It’s obvious (of course), but somehow I hadn’t realised until recently that not only is value a noun whose meaning changes dramatically when it becomes plural, but it is also conveys yet another meaning when used as a verb.
I find that I much prefer to think of value as a verb - ‘do you value this product?’ rather than ‘what is the value of this product?’. As a verb the word ‘value’ connotes a positive emotional response to a product with very little relation to the price or cost of that product. Thus we seem to have
- value (n. singular): the price that someone is willing to pay for a product.
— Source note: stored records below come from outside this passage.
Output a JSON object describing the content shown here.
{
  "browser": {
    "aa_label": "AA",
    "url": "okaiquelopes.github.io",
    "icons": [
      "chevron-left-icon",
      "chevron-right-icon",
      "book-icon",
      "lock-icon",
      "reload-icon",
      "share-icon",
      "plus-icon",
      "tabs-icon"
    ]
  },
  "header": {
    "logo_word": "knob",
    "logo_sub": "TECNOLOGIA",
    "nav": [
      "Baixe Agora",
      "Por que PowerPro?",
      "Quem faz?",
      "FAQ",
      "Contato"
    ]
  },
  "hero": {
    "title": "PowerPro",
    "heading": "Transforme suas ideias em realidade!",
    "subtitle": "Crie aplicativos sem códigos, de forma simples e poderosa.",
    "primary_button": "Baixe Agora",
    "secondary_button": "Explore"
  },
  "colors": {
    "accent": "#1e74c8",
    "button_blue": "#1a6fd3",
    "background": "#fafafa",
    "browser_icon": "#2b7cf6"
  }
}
This is a property of the product itself, as assessed by a person (= economic value to wikipedia)
- values (n. plural): important human / societal qualities embedded in a product, or beliefs possessed by a person (= personal and cultural values on wikipedia).
- value (verb): to believe or feel that an object is desirable (= value theory according to wikipedia)
But then, even worse, maybe companies use ‘value’ to mean ‘cheap’, which is a migration into ‘value’ as an adjective! Closer inspection has revealed that the adjectival form does not always mean cheap (for example, the University of Pennsylvania define ‘value PCs’ as cost-effective and designed to last three years.
The element I find difficult here is that ‘value’ as an adjective nearly always seems to suggest a product that few people deeply value! And it certainly doesn’t suggest a product that embodies any important human values.
It would be great to get a perspective from a non-English speaker - there seem to be at least four distinct concepts of ‘value’ here and presumably some languages handle the differences better than we do in English?